The referendum campaign in July reported amassing $50 million in an “initial contribution” from McDonald’s, In-N-Out, Chick-Fil-A and the International Franchise Association and National Restaurant Association.
The Service Employees International Union, sponsor of the law, and other labor groups said the fast food industry, which employs more than 500,000 Californians, is in particular need of regulation because of low wages, unpredictable scheduling and what they said were harsh working conditions in restaurants often controlled not by the corporations but by numerous independent franchise operators.
“For the last decade, fast-food cooks, cashiers and baristas in California have been sounding the alarm on the poverty pay and unsafe working conditions plaguing our industry,” Ingrid Vilorio, a leader in union efforts to organize fast food workers, said in a statement. “We have always known that to solve these problems, we need a seat at the table with our employers and the power to help shape better rules across our industry.”

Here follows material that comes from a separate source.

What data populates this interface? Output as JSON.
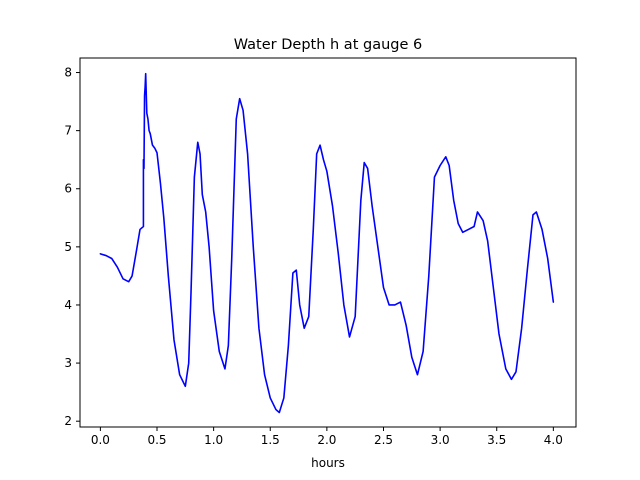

Businesses have painted the law as an overreach, countering that restaurants have already raised wages during a period of record inflation, and said additional regulations would force fast food stores to close or hike prices. Last December, the average hourly wage of California fast food workers was about $19.
In response to the referendum, SEIU and a furious Assemblymember Chris Holden, the Pasadena Democrat who authored the fast food council law, this year introduced AB 1228, the bill to establish joint labor law liability for corporations. That provision was stripped out of the law in 2022 to gain more support for its passage.
Also, this year’s state budget included a $3 million line item to resurrect the Industrial Welfare Commission, a state board dormant since 2004 that could also write new, industry-specific regulations. Over the weekend, lawmakers in another budget bill proposed calling off that commission’s revival.
The deal, which has days to be approved before the legislative session ends Thursday, would require the fast food council convene and meet for the first time by March 15, 2024 — earlier than it would have if it had to await voter approval next November.
“Together, with both supporters and opposition, we are establishing a new standard that inspires a safe and prosperous environment within the fast food industry,” Holden said in a statement.
“It provides meaningful wage increases for workers, while at the same time eliminates more significant – and potentially existential – threats, costs, and regulatory burdens targeting local restaurants in California,” International Franchise Association president and CEO Matt Haller said in a statement.
The agreement also tweaks the council’s 10-member makeup to nine by making the two state government representatives non-voting members and adding a “member of the public.” The council would still include two fast food workers, two labor representatives, two fast food industry representatives and two fast food franchise owners.
The newly proposed council also would write rules that apply to more restaurants — those that belong to a chain with at least 60 locations nationally, compared with 100 locations as outlined in the 2022 law. The deal also removes a provision by which cities and counties could convene their own fast food councils, which businesses had said could create a burdensome number of additional regulations.
As previously enacted, the council would operate for five years unless lawmakers extend it. And it has the same restrictions as the version passed last year — limited to rulemaking on wages and workplace safety, though the council would have to petition the California Division of Occupational Safety and Health to enact some of those rules. It would not be able to write rules that create new time-off benefits or dictate how restaurants schedule workers’ hours.
The fast food industry and unions were in a crunch to reach an agreement by tonight, the absolute last chance for bills to be amended this session because of a requirement they be in print for 72 hours before a final vote. The Legislature now must waive other deadline rules to bring the measure to the floor for consideration.
The deal is only possible because of a brand-new law signed on Friday by Newsom. AB 421 by Assemblymember Isaac Bryan, a Culver City Democrat, creates a process for proponents of a referendum to withdraw their measure from the ballot until 131 days before the election. Such a process already existed for other statewide initiatives, but not for efforts to overturn a law passed through the legislative process.
The Legislature rushed the bill through a final series of votes last Tuesday and sent it to the governor’s desk with an urgency clause allowing it to take effect immediately. That means, for the November 2024 election, referendums can be pulled off the ballot until June 27 — potentially opening the door for another deal next session with the oil industry over a referendum they qualified challenging a 3,200-foot drilling setback around homes, schools and health care facilities.